As multiple onboard workloads—such as perception, tracking, planning, and in-cabin infotainment—compete for GPU resources, maintaining performance becomes increasingly challenging. Chaterji explained that resource contention arises when these various processes share the same embedded GPU and memory system simultaneously. An example of this is a ride-hailing robotaxi, where camera perception, lidar processing, tracking, mapping, and planning must all function concurrently.
One of the primary limitations of 3D lidar technology is its update rate, which dictates how frequently the sensor can provide a new point cloud frame, essentially a fresh 3D snapshot of the surrounding environment. AGILE3D addresses this challenge by employing two coordinated layers: a multibranch execution framework (MEF) and a contention- and content-aware reinforcement learning (CARL) controller. These components work together to maintain high accuracy even under varying levels of hardware contention and latency budgets ranging from 100 to 500 milliseconds.
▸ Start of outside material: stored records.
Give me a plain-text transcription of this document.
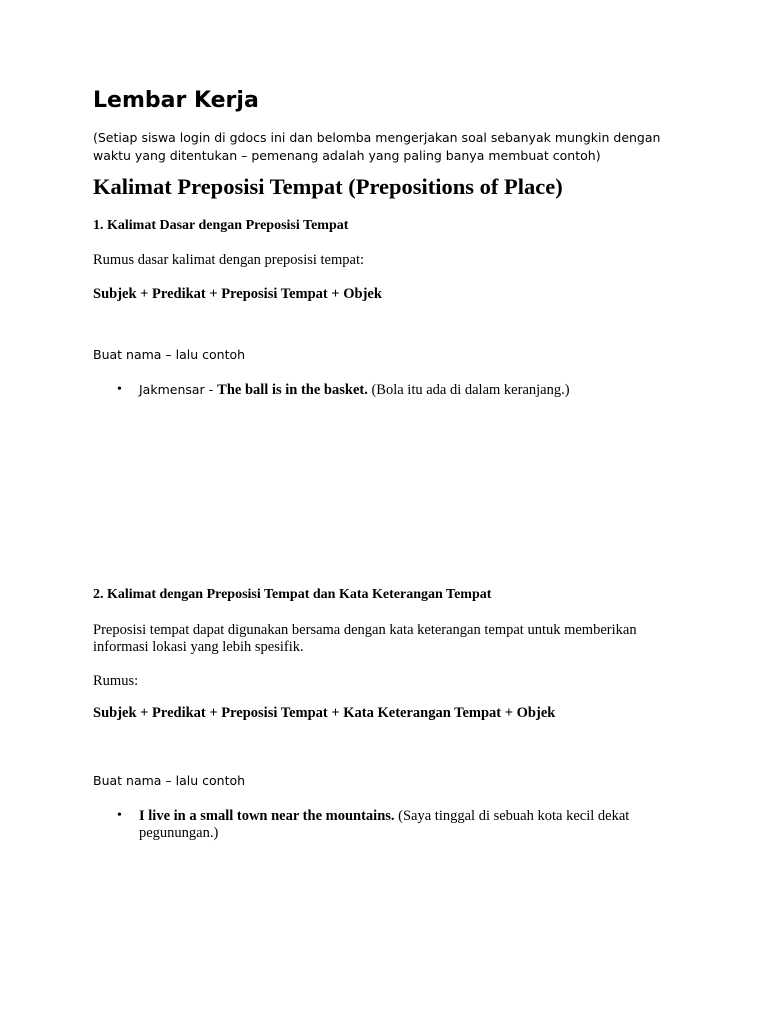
Lembar Kerja

(Setiap siswa login di gdocs ini dan belomba mengerjakan soal sebanyak mungkin dengan waktu yang ditentukan – pemenang adalah yang paling banya membuat contoh)

Kalimat Preposisi Tempat (Prepositions of Place)

1. Kalimat Dasar dengan Preposisi Tempat

Rumus dasar kalimat dengan preposisi tempat:

Subjek + Predikat + Preposisi Tempat + Objek

Buat nama – lalu contoh

• Jakmensar - The ball is in the basket. (Bola itu ada di dalam keranjang.)

2. Kalimat dengan Preposisi Tempat dan Kata Keterangan Tempat

Preposisi tempat dapat digunakan bersama dengan kata keterangan tempat untuk memberikan informasi lokasi yang lebih spesifik.

Rumus:

Subjek + Predikat + Preposisi Tempat + Kata Keterangan Tempat + Objek

Buat nama – lalu contoh

• I live in a small town near the mountains. (Saya tinggal di sebuah kota kecil dekat pegunungan.)
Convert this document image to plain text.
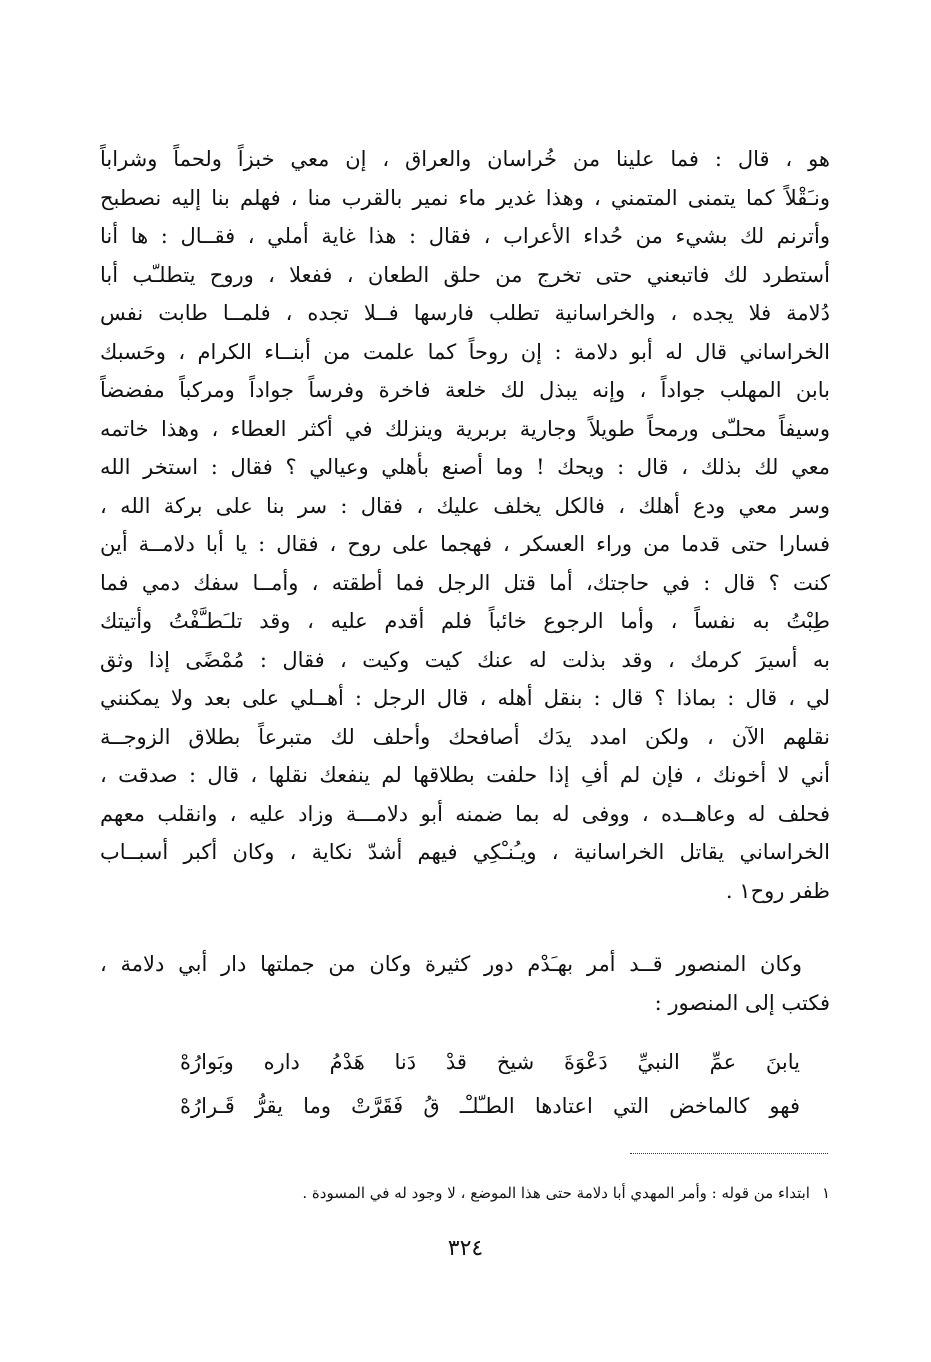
هو ، قال : فما علينا من خُراسان والعراق ، إن معي خبزاً ولحماً وشراباً
ونـَقْلاً كما يتمنى المتمني ، وهذا غدير ماء نمير بالقرب منا ، فهلم بنا إليه نصطبح
وأترنم لك بشيء من حُداء الأعراب ، فقال : هذا غاية أملي ، فقــال : ها أنا
أستطرد لك فاتبعني حتى تخرج من حلق الطعان ، ففعلا ، وروح يتطلـّب أبا
دُلامة فلا يجده ، والخراسانية تطلب فارسها فــلا تجده ، فلمــا طابت نفس
الخراساني قال له أبو دلامة : إن روحاً كما علمت من أبنــاء الكرام ، وحَسبك
بابن المهلب جواداً ، وإنه يبذل لك خلعة فاخرة وفرساً جواداً ومركباً مفضضاً
وسيفاً محلـّى ورمحاً طويلاً وجارية بربرية وينزلك في أكثر العطاء ، وهذا خاتمه
معي لك بذلك ، قال : ويحك ! وما أصنع بأهلي وعيالي ؟ فقال : استخر الله
وسر معي ودع أهلك ، فالكل يخلف عليك ، فقال : سر بنا على بركة الله ،
فسارا حتى قدما من وراء العسكر ، فهجما على روح ، فقال : يا أبا دلامــة أين
كنت ؟ قال : في حاجتك، أما قتل الرجل فما أطقته ، وأمــا سفك دمي فما
طِبْتُ به نفساً ، وأما الرجوع خائباً فلم أقدم عليه ، وقد تلـَطـَّفْتُ وأتيتك
به أسيرَ كرمك ، وقد بذلت له عنك كيت وكيت ، فقال : مُمْضًى إذا وثق
لي ، قال : بماذا ؟ قال : بنقل أهله ، قال الرجل : أهــلي على بعد ولا يمكنني
نقلهم الآن ، ولكن امدد يدَك أصافحك وأحلف لك متبرعاً بطلاق الزوجــة
أني لا أخونك ، فإن لم أفِ إذا حلفت بطلاقها لم ينفعك نقلها ، قال : صدقت ،
فحلف له وعاهــده ، ووفى له بما ضمنه أبو دلامـــة وزاد عليه ، وانقلب معهم
الخراساني يقاتل الخراسانية ، ويـُنـْكِي فيهم أشدّ نكاية ، وكان أكبر أسبــاب
ظفر روح١ .
وكان المنصور قــد أمر بهـَدْم دور كثيرة وكان من جملتها دار أبي دلامة ،
فكتب إلى المنصور :
يابنَ عمِّ النبيِّ دَعْوَةَ شيخ قدْ دَنا هَدْمُ داره وبَوارُهْ
فهو كالماخض التي اعتادها الطـّلـْـ قُ فَقَرَّتْ وما يقرُّ قَـرارُهْ
١ابتداء من قوله : وأمر المهدي أبا دلامة حتى هذا الموضع ، لا وجود له في المسودة .
٣٢٤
Chaterji and her team are continuing to develop AGILE3D to facilitate dense scene understanding on onboard computers, ensuring that 3D semantic segmentation can operate reliably within tight compute and memory constraints. Funding for this project has been provided through Chaterji’s National Science Foundation CAREER grant, as well as a separate NSF grant for their CHORUS center.
Chaterji holds a PhD in Biomedical Engineering from Purdue University, where she has received several accolades, including the Chorafas International Award and the College of Engineering Best Dissertation Award in 2010. She completed her post-doctoral fellowship at the University of Texas at Austin in the Department of Biomedical Engineering and has been a scientific advisor to the IC2 Institute at the University of Texas at Austin since 2014. In 2016, she was honored with Purdue’s Seed-for-Success Award for securing a research grant exceeding $1 million.
The development of AGILE3D marks a significant advancement in the field of autonomous technology, promising to enhance the safety and efficiency of various applications reliant on real-time 3D perception.
According to a media release from Purdue University, the AGILE3D system represents a pivotal step forward in the integration of advanced perception capabilities into autonomous systems.